The Santa Casa da Misericordia de Lisboa (SCML) defended this Thursday that it had not breached any obligation to notify the AdC of the acquisition of the management company of the Portuguese Red Cross Hospital and will appeal to the Court of Competition, Regulation and Supervision.
“SCML did not violate any obligation to notify the Competition Authority (AdC) of the acquisition of the management company of the Hospital da Cruz Vermelha Portuguesa,” said an official SCML source in a statement sent to Lusa.
At stake is the decision announced this Wednesday by the AdC to fine SCML 2.5 million euros for having carried out a concentration operation, the acquisition of CVP -Sociedad de Gestión Hospitalaria-, without notifying the entity.
SCML refutes the idea, arguing that “the decision of the AdC is based on the erroneous and unusual interpretation that the income attributed by the State to the Santa Casa, as well as to many other entities, for the achievement of public purposes (“good causes”), are “invoicing” of the Holy House”.
According to this logic of the AdC, any assistance matrix institution, IPSS or non-governmental organization that receives contributions from the State to promote social works, would have to include those same amounts in its ‘invoicing’”, he adds.
Santa Casa also argues that in its decision “the AdC also ignored that it is State income generated by an activity carried out on behalf of that State and that it implies the exercise of powers of public authority.”

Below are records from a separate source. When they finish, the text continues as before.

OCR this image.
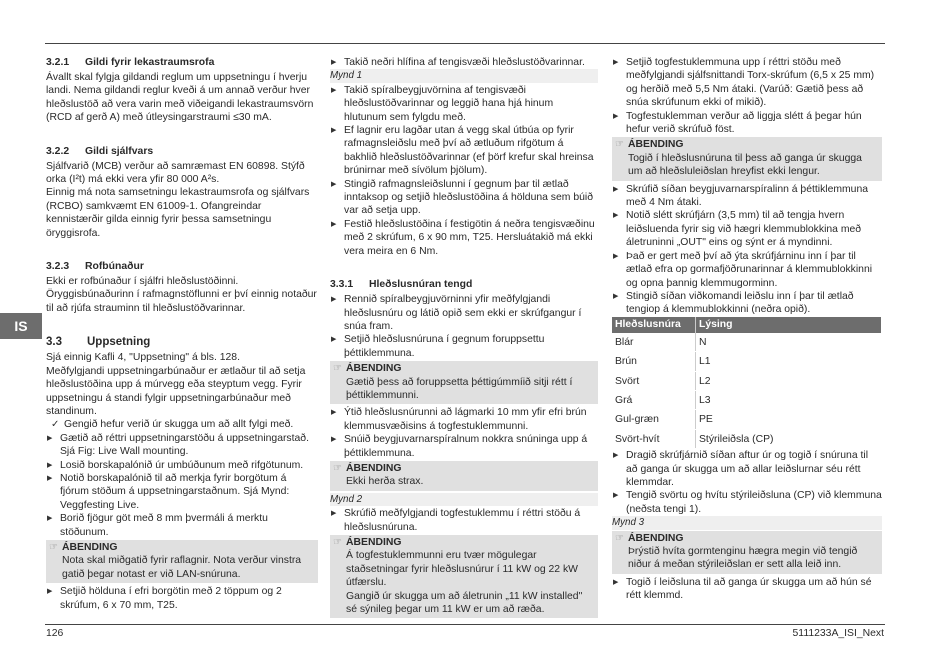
IS
3.2.1 Gildi fyrir lekastraumsrofa

Ávallt skal fylgja gildandi reglum um uppsetningu í hverju landi. Nema gildandi reglur kveði á um annað verður hver hleðslustöð að vera varin með viðeigandi lekastraumsvörn (RCD af gerð A) með útleysingarstraumi ≤30 mA.

3.2.2 Gildi sjálfvars

Sjálfvarið (MCB) verður að samræmast EN 60898. Stýfð orka (I²t) má ekki vera yfir 80 000 A²s.

Einnig má nota samsetningu lekastraumsrofa og sjálfvars (RCBO) samkvæmt EN 61009-1. Ofangreindar kennistærðir gilda einnig fyrir þessa samsetningu öryggisrofa.

3.2.3 Rofbúnaður

Ekki er rofbúnaður í sjálfri hleðslustöðinni. Öryggisbúnaðurinn í rafmagnstöflunni er því einnig notaður til að rjúfa strauminn til hleðslustöðvarinnar.

3.3 Uppsetning

Sjá einnig Kafli 4, "Uppsetning" á bls. 128.

Meðfylgjandi uppsetningarbúnaður er ætlaður til að setja hleðslustöðina upp á múrvegg eða steyptum vegg. Fyrir uppsetningu á standi fylgir uppsetningarbúnaður með standinum.

✓ Gengið hefur verið úr skugga um að allt fylgi með.
▶ Gætið að réttri uppsetningarstöðu á uppsetningarstað. Sjá Fig: Live Wall mounting.
▶ Losið borskapalónið úr umbúðunum með rifgötunum.
▶ Notið borskapalónið til að merkja fyrir borgötum á fjórum stöðum á uppsetningarstaðnum. Sjá Mynd: Veggfesting Live.
▶ Borið fjögur göt með 8 mm þvermáli á merktu stöðunum.
☞ ÁBENDING
Nota skal miðgatið fyrir raflagnir. Nota verður vinstra gatið þegar notast er við LAN-snúruna.
▶ Setjið hölduna í efri borgötin með 2 töppum og 2 skrúfum, 6 x 70 mm, T25.
▶ Takið neðri hlífina af tengisvæði hleðslustöðvarinnar.
Mynd 1
▶ Takið spíralbeygjuvörnina af tengisvæði hleðslustöðvarinnar og leggið hana hjá hinum hlutunum sem fylgdu með.
▶ Ef lagnir eru lagðar utan á vegg skal útbúa op fyrir rafmagnsleiðslu með því að ætluðum rifgötum á bakhlið hleðslustöðvarinnar (ef þörf krefur skal hreinsa brúnirnar með sívölum þjölum).
▶ Stingið rafmagnsleiðslunni í gegnum þar til ætlað inntaksop og setjið hleðslustöðina á hölduna sem búið var að setja upp.
▶ Festið hleðslustöðina í festigötin á neðra tengisvæðinu með 2 skrúfum, 6 x 90 mm, T25. Hersluátakið má ekki vera meira en 6 Nm.
3.3.1 Hleðslusnúran tengd
▶ Rennið spíralbeygjuvörninni yfir meðfylgjandi hleðslusnúru og látið opið sem ekki er skrúfgangur í snúa fram.
▶ Setjið hleðslusnúruna í gegnum foruppsettu þéttiklemmuna.
☞ ÁBENDING
Gætið þess að foruppsetta þéttigúmmíið sitji rétt í þéttiklemmunni.
▶ Ýtið hleðslusnúrunni að lágmarki 10 mm yfir efri brún klemmusvæðisins á togfestuklemmunni.
▶ Snúið beygjuvarnarspíralnum nokkra snúninga upp á þéttiklemmuna.
☞ ÁBENDING
Ekki herða strax.
Mynd 2
▶ Skrúfið meðfylgjandi togfestuklemmu í réttri stöðu á hleðslusnúruna.
☞ ÁBENDING
Á togfestuklemmunni eru tvær mögulegar staðsetningar fyrir hleðslusnúrur í 11 kW og 22 kW útfærslu.
Gangið úr skugga um að áletrunin „11 kW installed" sé sýnileg þegar um 11 kW er um að ræða.
▶ Setjið togfestuklemmuna upp í réttri stöðu með meðfylgjandi sjálfsnittandi Torx-skrúfum (6,5 x 25 mm) og herðið með 5,5 Nm átaki. (Varúð: Gætið þess að snúa skrúfunum ekki of mikið).
▶ Togfestuklemman verður að liggja slétt á þegar hún hefur verið skrúfuð föst.
☞ ÁBENDING
Togið í hleðslusnúruna til þess að ganga úr skugga um að hleðsluleiðslan hreyfist ekki lengur.
▶ Skrúfið síðan beygjuvarnarspíralinn á þéttiklemmuna með 4 Nm átaki.
▶ Notið slétt skrúfjárn (3,5 mm) til að tengja hvern leiðsluenda fyrir sig við hægri klemmublokkina með áletruninni „OUT" eins og sýnt er á myndinni.
▶ Það er gert með því að ýta skrúfjárninu inn í þar til ætlað efra op gormafjöðrunarinnar á klemmublokkinni og opna þannig klemmugorminn.
▶ Stingið síðan viðkomandi leiðslu inn í þar til ætlað tengiop á klemmublokkinni (neðra opið).
Hleðslusnúra	Lýsing
Blár	N
Brún	L1
Svört	L2
Grá	L3
Gul-græn	PE
Svört-hvít	Stýrileiðsla (CP)
▶ Dragið skrúfjárnið síðan aftur úr og togið í snúruna til að ganga úr skugga um að allar leiðslurnar séu rétt klemmdar.
▶ Tengið svörtu og hvítu stýrileiðsluna (CP) við klemmuna (neðsta tengi 1).
Mynd 3
☞ ÁBENDING
Þrýstið hvíta gormtenginu hægra megin við tengið niður á meðan stýrileiðslan er sett alla leið inn.
▶ Togið í leiðsluna til að ganga úr skugga um að hún sé rétt klemmd.
126	5111233A_ISI_Next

In this way, it indicates that “to defend its rights, Santa Casa has no other option than to appeal to the Court of Competition, Regulation and Supervision, convinced that justice will be done and that this decision will be annulled.”
“We are faced with a decision not supported by any judicial or administrative precedent and aggravated by the disproportionate amount of the finemuch higher than what the AdC has applied in similar situations”, he says.
According to the AdC, “the concentration operation in question consisted of the acquisition of exclusive control of CVP — Sociedade de Gestão Hospitalar, SA (SG CVP), the management company of the Hospital da Cruz Vermelha Portuguesa”, and “the operation was carried out on December 14, 2020 and recently notified to the AdC, after its completion, on May 28, 2021”.
The regulator pointed out that “these operations must be notified to the AdC no later than after the conclusion of the agreement between the companies, but even before they are carried out.”
The AdC further explained that “carrying out a concentration operation without prior notification to the AdC is a serious practice, punishable by a fine of up to 10% of the invoicing made by the offending company, in the year immediately prior to the final conviction.” dictated by the AdC”.
According to the regulator, “the Competition Law establishes the obligation to notify the AdC in advance of mergers that meet certain criteria relating to market share and/or turnover of the companies involved in the operation and imposes the obligation to suspend its execution until the final decision of no opposition is obtained”.
The entity also said that, “if companies have doubts about whether an operation they are designing meets the requirements that imply a notification, they can go to the prior evaluation of the AdC before the concentration is carried out, a confidential procedure without associated costs”. ”.
According to the same note, “the lack of notification of a concentration operation limits the power of intervention of the AdC in order to guarantee that barriers to competition in the market are not created or reinforced, with potentially harmful effects and, sometimes, adverse. eliminate”, reiterating that “the prior notification obligation is a fundamental pillar of the entire merger control system and its infringement is considered serious”.
The Contest noted that “SCML demonstrated adequate collaboration with AdCeither during the analysis phase of the notified concentration operation or, still, during the administrative infringement process”.
When setting the specific amount of the fine, the AdC “took into account this collaboration and the fact that the operation was, although a posteriori, voluntarily notified, as well as the fact that the company had suspended the exercise of voting rights derivatives of the operation and having submitted with the notification an exception request, in accordance with article 40 of the Competition Law”.